Sir Seewoosagur Ramgoolam
Le fils d'engagé qui convainquit une île divisée d'accepter l'indépendance.
Scorecard KemetLeads
Notre méthode →Père de la nation élu, bâtisseur de l'État-providence et de l'école gratuite ; a reporté l'élection de 1972 sous état d'urgence, mais a reconnu la déroute de 1982 et passé la main — une première en Afrique.
P = percentile parmi les autres pays africains sur les mêmes années. Lignes 1–4 : évolution du pays pendant le mandat — un indice, pas une preuve.
Notre lecture
Démocratie au P81 et un État-providence sur une île sucrière : les chiffres récompensent le fondateur. L'élection reportée de 1972 lui coûte un demi-point de conduite ; reconnaître la déroute de 1982 et passer la main — une première continentale — lui vaut l'essentiel du 4,4.
Le pouvoir 1968–1982
Régime parlementaire sans limite de mandats ; perd l'élection de 1982 après 14 ans.

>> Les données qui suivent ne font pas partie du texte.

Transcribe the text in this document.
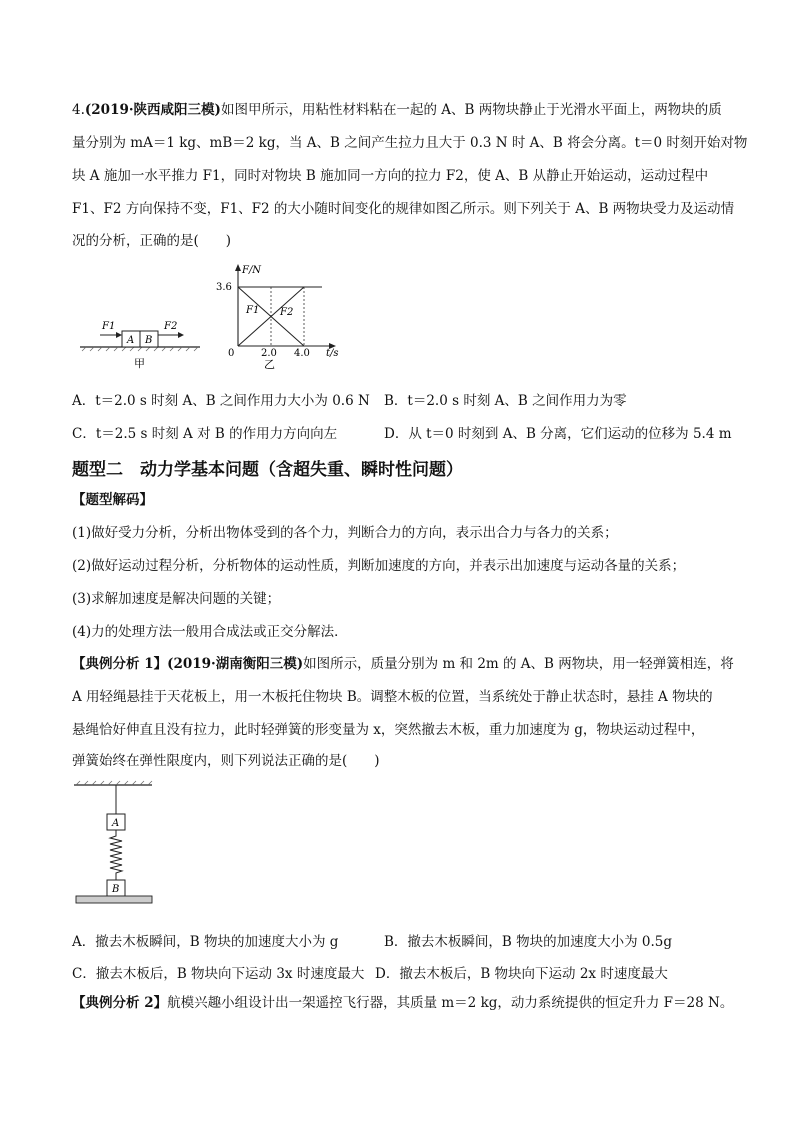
4.(2019·陕西咸阳三模)如图甲所示，用粘性材料粘在一起的 A、B 两物块静止于光滑水平面上，两物块的质
量分别为 mA＝1 kg、mB＝2 kg，当 A、B 之间产生拉力且大于 0.3 N 时 A、B 将会分离。t＝0 时刻开始对物
块 A 施加一水平推力 F1，同时对物块 B 施加同一方向的拉力 F2，使 A、B 从静止开始运动，运动过程中
F1、F2 方向保持不变，F1、F2 的大小随时间变化的规律如图乙所示。则下列关于 A、B 两物块受力及运动情
况的分析，正确的是(　　)
A B
F1	F2
甲
F/N
3.6
0	2.0 4.0 t/s
F1 F2
乙
A．t＝2.0 s 时刻 A、B 之间作用力大小为 0.6 N B．t＝2.0 s 时刻 A、B 之间作用力为零
C．t＝2.5 s 时刻 A 对 B 的作用力方向向左	D．从 t＝0 时刻到 A、B 分离，它们运动的位移为 5.4 m
题型二　动力学基本问题（含超失重、瞬时性问题）
【题型解码】
(1)做好受力分析，分析出物体受到的各个力，判断合力的方向，表示出合力与各力的关系；
(2)做好运动过程分析，分析物体的运动性质，判断加速度的方向，并表示出加速度与运动各量的关系；
(3)求解加速度是解决问题的关键；
(4)力的处理方法一般用合成法或正交分解法．
【典例分析 1】(2019·湖南衡阳三模)如图所示，质量分别为 m 和 2m 的 A、B 两物块，用一轻弹簧相连，将
A 用轻绳悬挂于天花板上，用一木板托住物块 B。调整木板的位置，当系统处于静止状态时，悬挂 A 物块的
悬绳恰好伸直且没有拉力，此时轻弹簧的形变量为 x，突然撤去木板，重力加速度为 g，物块运动过程中，
弹簧始终在弹性限度内，则下列说法正确的是(　　)
A
B
A．撤去木板瞬间，B 物块的加速度大小为 g	B．撤去木板瞬间，B 物块的加速度大小为 0.5g
C．撤去木板后，B 物块向下运动 3x 时速度最大 D．撤去木板后，B 物块向下运动 2x 时速度最大
【典例分析 2】航模兴趣小组设计出一架遥控飞行器，其质量 m＝2 kg，动力系统提供的恒定升力 F＝28 N。
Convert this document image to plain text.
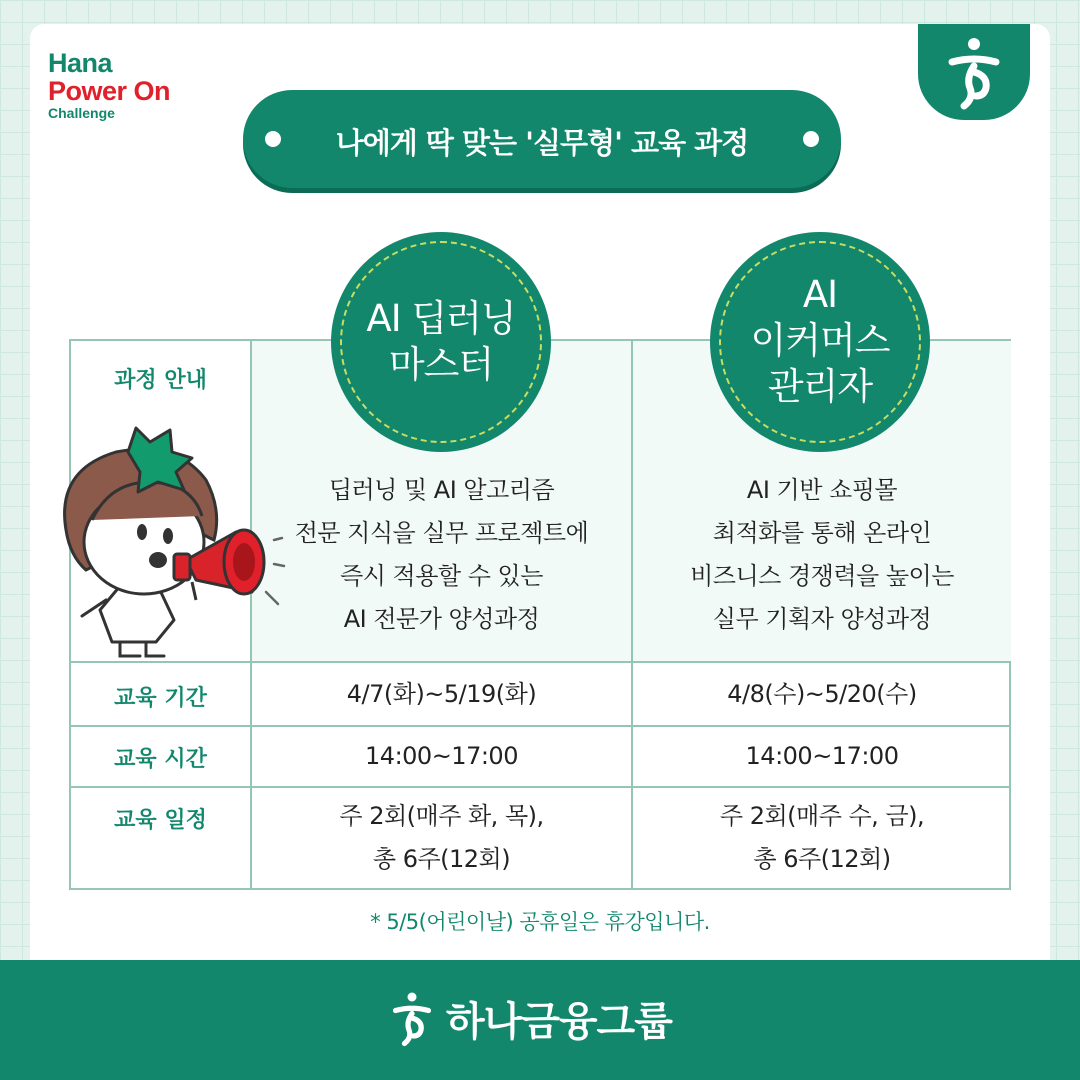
Hana
Power On
Challenge
나에게 딱 맞는 '실무형' 교육 과정
과정 안내
교육 기간
교육 시간
교육 일정
딥러닝 및 AI 알고리즘
전문 지식을 실무 프로젝트에
즉시 적용할 수 있는
AI 전문가 양성과정
AI 기반 쇼핑몰
최적화를 통해 온라인
비즈니스 경쟁력을 높이는
실무 기획자 양성과정
4/7(화)~5/19(화)	4/8(수)~5/20(수)
14:00~17:00	14:00~17:00
주 2회(매주 화, 목),
총 6주(12회)
주 2회(매주 수, 금),
총 6주(12회)
AI 딥러닝
마스터
AI
이커머스
관리자
* 5/5(어린이날) 공휴일은 휴강입니다.
하나금융그룹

Sources : Archigos 4.1 (Goemans, Gleditsch & Chiozza) · coups d'État Powell & Thyne V2026.08.29 · conduite face aux limites de mandats codée par KemetLeads
L'ascension
Fils d'un travailleur engagé venu du Bihar, Ramgoolam va pieds nus à l'école, devient médecin à Londres dans les années 1930 et rentre exercer à Port-Louis, où il rejoint le Parti travailliste. Élu au Conseil législatif en 1940, il rassemble les ouvriers indo-mauriciens autour du suffrage universel, devient chef du gouvernement en 1961 puis premier en 1965.
Ce qu'ils ont fait
Contre une opposition franco-mauricienne et créole qui redoutait la domination hindoue, il remporte les élections de 1967 et conduit Maurice à l'indépendance le 12 mars 1968, au sein du Commonwealth. Il instaure l'enseignement secondaire gratuit en 1976, la pension de vieillesse et un État-providence, et diversifie l'économie du sucre vers une zone franche qui prépare le « miracle mauricien ».
Le tableau complet
L'indépendance s'est payée de l'archipel des Chagos, détaché par Londres en 1965 avec l'assentiment de son gouvernement et vidé de ses habitants, une plaie encore ouverte. Ses dernières années sont marquées par la crise économique, l'état d'urgence de 1971 à 1976 et des accusations de népotisme ; en 1982, sa coalition perd tous ses sièges face au MMM.
Pourquoi c'est important
Ramgoolam a montré qu'une société plurielle pouvait se gouverner par le compromis plutôt que par la domination d'une communauté, et la stabilité et la prospérité de Maurice reposent encore sur ce pacte. Son fils Navin a depuis été plusieurs fois Premier ministre, gardant la famille au centre de la vie politique mauricienne.